Cette dimension de travail continu d’élaboration de la pratique et d’apport de références théoriques n’est possible au quotidien que si l’ensemble de l’équipe de direction en est le moteur et le garant.
Comment alors s’inscrire dans ce quotidien complexe et difficile à une place de direction ? La mise en jeu de cette fonction, de cette responsabilité s’inscrit dans un rôle d’interface entre les différents partenaires, rôle dans lequel il est nécessaire de veiller à la lisibilité du cadre construit validé et dans lequel il convient de s’appuyer sur la dynamique du quotidien qui permet de reconnaître la personne accueillie dans son rôle d’initiateur de la dimension créatrice de la pratique des professionnels.
L’évolution des associations qui pour beaucoup sont à un tournant de leur histoire avec la préoccupation de la continuité de leur mission et éventuellement la relève dans leur présidence contribue à rendre parfois moins identifiables la dimension d’aventure et leur rôle fédérateur en interne.

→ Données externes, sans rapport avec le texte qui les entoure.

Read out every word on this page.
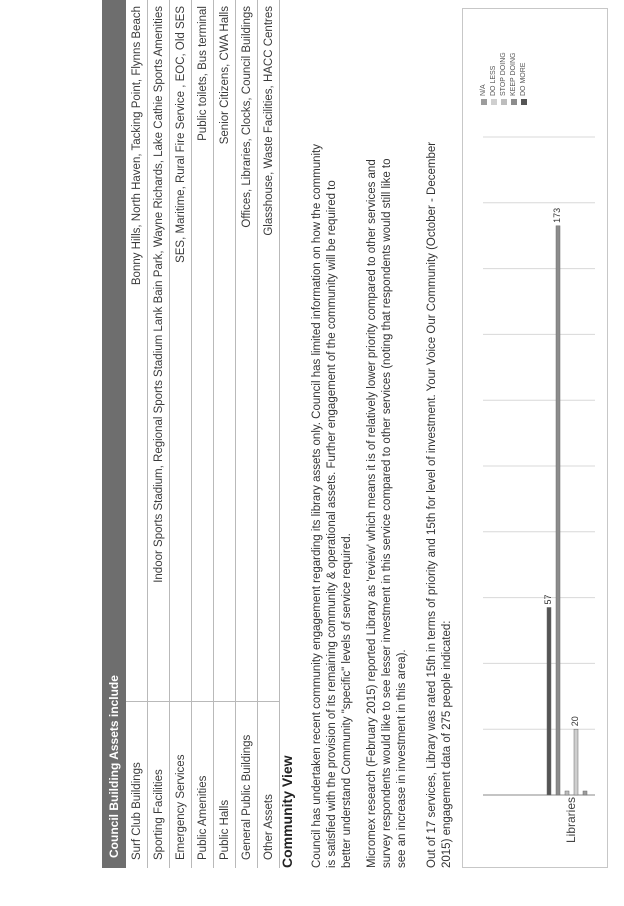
Council Building Assets include	
Surf Club Buildings	Bonny Hills, North Haven, Tacking Point, Flynns Beach
Sporting Facilities	Indoor Sports Stadium, Regional Sports Stadium Lank Bain Park, Wayne Richards, Lake Cathie Sports Amenities
Emergency Services	SES, Maritime, Rural Fire Service , EOC, Old SES
Public Amenities	Public toilets, Bus terminal
Public Halls	Senior Citizens, CWA Halls
General Public Buildings	Offices, Libraries, Clocks, Council Buildings
Other Assets	Glasshouse, Waste Facilities, HACC Centres
Community View Council has undertaken recent community engagement regarding its library assets only. Council has limited information on how the community is satisfied with the provision of its remaining community & operational assets. Further engagement of the community will be required to better understand Community "specific" levels of service required. Micromex research (February 2015) reported Library as 'review' which means it is of relatively lower priority compared to other services and survey respondents would like to see lesser investment in this service compared to other services (noting that respondents would still like to see an increase in investment in this area). Out of 17 services, Library was rated 15th in terms of priority and 15th for level of investment. Your Voice Our Community (October - December 2015) engagement data of 275 people indicated:	Libraries
20
173
57
N/A DO LESS STOP DOING KEEP DOING DO MORE
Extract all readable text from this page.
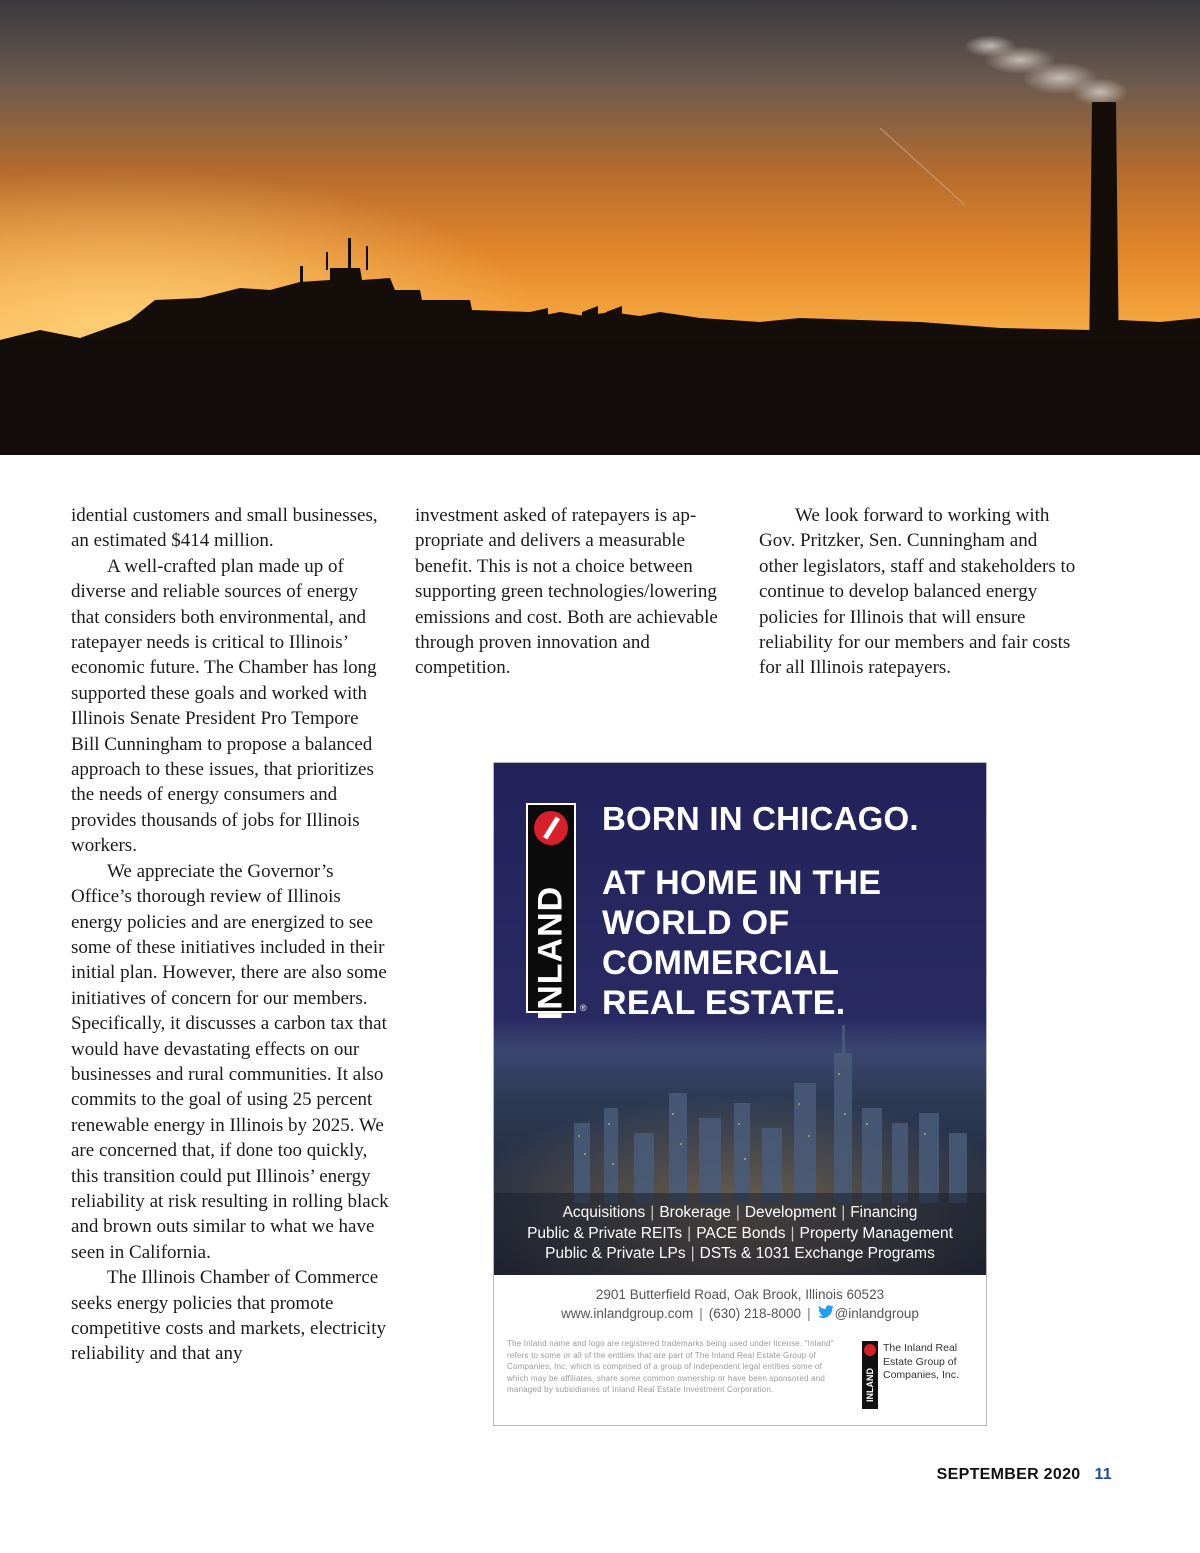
idential customers and small businesses, an estimated $414 million.

A well-crafted plan made up of diverse and reliable sources of energy that considers both environmental, and ratepayer needs is critical to Illinois’ economic future. The Chamber has long supported these goals and worked with Illinois Senate President Pro Tempore Bill Cunningham to propose a balanced approach to these issues, that prioritizes the needs of energy consumers and provides thousands of jobs for Illinois workers.

We appreciate the Governor’s Office’s thorough review of Illinois energy policies and are energized to see some of these initiatives included in their initial plan. However, there are also some initiatives of concern for our members. Specifically, it discusses a carbon tax that would have devastating effects on our businesses and rural communities. It also commits to the goal of using 25 percent renewable energy in Illinois by 2025. We are concerned that, if done too quickly, this transition could put Illinois’ energy reliability at risk resulting in rolling black and brown outs similar to what we have seen in California.

The Illinois Chamber of Commerce seeks energy policies that promote competitive costs and markets, electricity reliability and that any

investment asked of ratepayers is appropriate and delivers a measurable benefit. This is not a choice between supporting green technologies/lowering emissions and cost. Both are achievable through proven innovation and competition.

We look forward to working with Gov. Pritzker, Sen. Cunningham and other legislators, staff and stakeholders to continue to develop balanced energy policies for Illinois that will ensure reliability for our members and fair costs for all Illinois ratepayers.

INLAND ®
BORN IN CHICAGO.
AT HOME IN THE
WORLD OF
COMMERCIAL
REAL ESTATE.
Acquisitions | Brokerage | Development | Financing
Public & Private REITs | PACE Bonds | Property Management
Public & Private LPs | DSTs & 1031 Exchange Programs
2901 Butterfield Road, Oak Brook, Illinois 60523
www.inlandgroup.com | (630) 218-8000 | @inlandgroup
The Inland name and logo are registered trademarks being used under license. “Inland” refers to some or all of the entities that are part of The Inland Real Estate Group of Companies, Inc. which is comprised of a group of independent legal entities some of which may be affiliates, share some common ownership or have been sponsored and managed by subsidiaries of Inland Real Estate Investment Corporation.	INLAND
The Inland Real Estate Group of Companies, Inc.
SEPTEMBER 2020 11
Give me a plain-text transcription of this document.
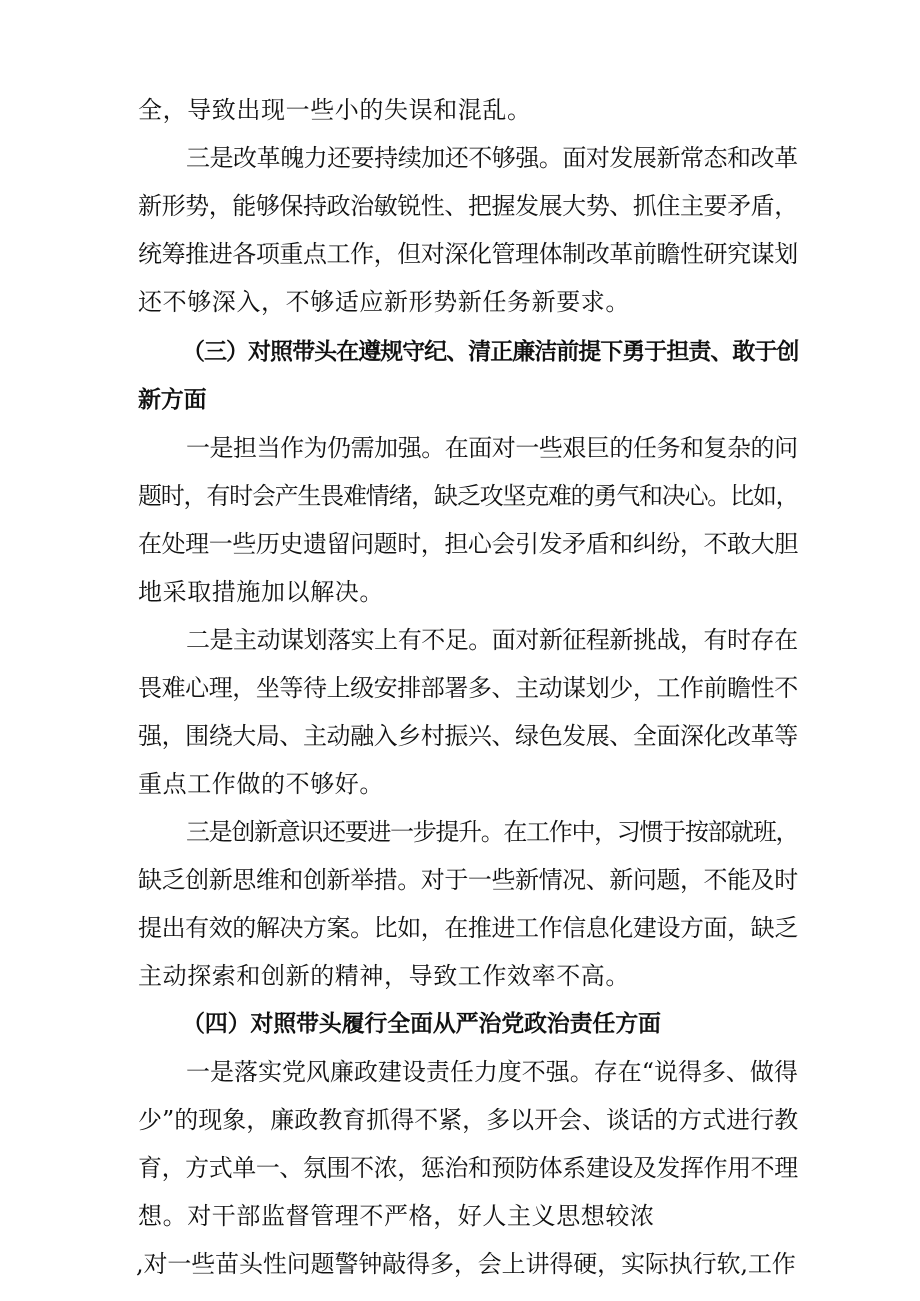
全，导致出现一些小的失误和混乱。
三是改革魄力还要持续加还不够强。面对发展新常态和改革
新形势，能够保持政治敏锐性、把握发展大势、抓住主要矛盾，
统筹推进各项重点工作，但对深化管理体制改革前瞻性研究谋划
还不够深入，不够适应新形势新任务新要求。
（三）对照带头在遵规守纪、清正廉洁前提下勇于担责、敢于创
新方面
一是担当作为仍需加强。在面对一些艰巨的任务和复杂的问
题时，有时会产生畏难情绪，缺乏攻坚克难的勇气和决心。比如，
在处理一些历史遗留问题时，担心会引发矛盾和纠纷，不敢大胆
地采取措施加以解决。
二是主动谋划落实上有不足。面对新征程新挑战，有时存在
畏难心理，坐等待上级安排部署多、主动谋划少，工作前瞻性不
强，围绕大局、主动融入乡村振兴、绿色发展、全面深化改革等
重点工作做的不够好。
三是创新意识还要进一步提升。在工作中，习惯于按部就班，
缺乏创新思维和创新举措。对于一些新情况、新问题，不能及时
提出有效的解决方案。比如，在推进工作信息化建设方面，缺乏
主动探索和创新的精神，导致工作效率不高。
（四）对照带头履行全面从严治党政治责任方面
一是落实党风廉政建设责任力度不强。存在“说得多、做得
少”的现象，廉政教育抓得不紧，多以开会、谈话的方式进行教
育，方式单一、氛围不浓，惩治和预防体系建设及发挥作用不理
想。对干部监督管理不严格，好人主义思想较浓
,对一些苗头性问题警钟敲得多，会上讲得硬，实际执行软,工作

Ceci peut contribuer à rendre difficile pour certaines directions l’inscription de la pratique quotidienne dans un projet dynamique. Ces difficultés conjoncturelles si elles sont peu ou pas travaillées privent alors les acteurs de la co-construction d’un avenir de veille et de réflexion.
Enfin les instances politiques décisionnelles ont du mal à se saisir des propositions de recherches appliquées concernant en particulier l’éducation et le développement des capacités des personnes concernées par ces services, comme la nécessité de prendre en compte l’importance cette dimension de responsabilité qui traverse toute la pratique des différents acteurs. Or ceci n’est rien d’autre que le respect de la dignité de la personne, et cela correspond à sa responsabilité envers tout citoyen au regard de la Déclaration universelle des droits de l’Homme.

Le souci d’autrui est une exigence, un fondement de cette humanité qui nous constitue, il n’est pas d’emblée inscrit dans le respect d’autrui et le souci de soi, il est une des composantes de notre lien à l’autre qui doit nous maintenir en vigilance continue.
Le souci d’autrui, dimension fondamentale dans l’exercice professionnel est avant tout un questionnement personnel sur notre propre capacité à être dans le souci de soi. Ainsi on peut considérer que la personne en grande vulnérabilité et dépendance par son existence mobilise un réseau relationnel qui peut s’étendre de la famille, aux amis et aux professionnels mais cela ne dit rien de la qualité de la mobilisation ni de la qualité de la place où elle est attendue. Cependant la place qui lui est assignée questionne assurément le souci de soi de celui qui l’a définie.
Le souci d’autrui est lié au « souci de soi qui ne s’inscrit pas dans un exercice de la solitude mais dans une véritable pratique sociale » (Michel Foucault, La culture de soi. Histoire de la sexualité III). Cette pratique sociale est l’affaire de chacun mais aussi de l’organisation en tant que collectif. L’engagement et la responsabilité de ses membres contribuent à garantir à chacun l’exercice du souci d’autrui au risque du souci de soi ou peut être l’inverse.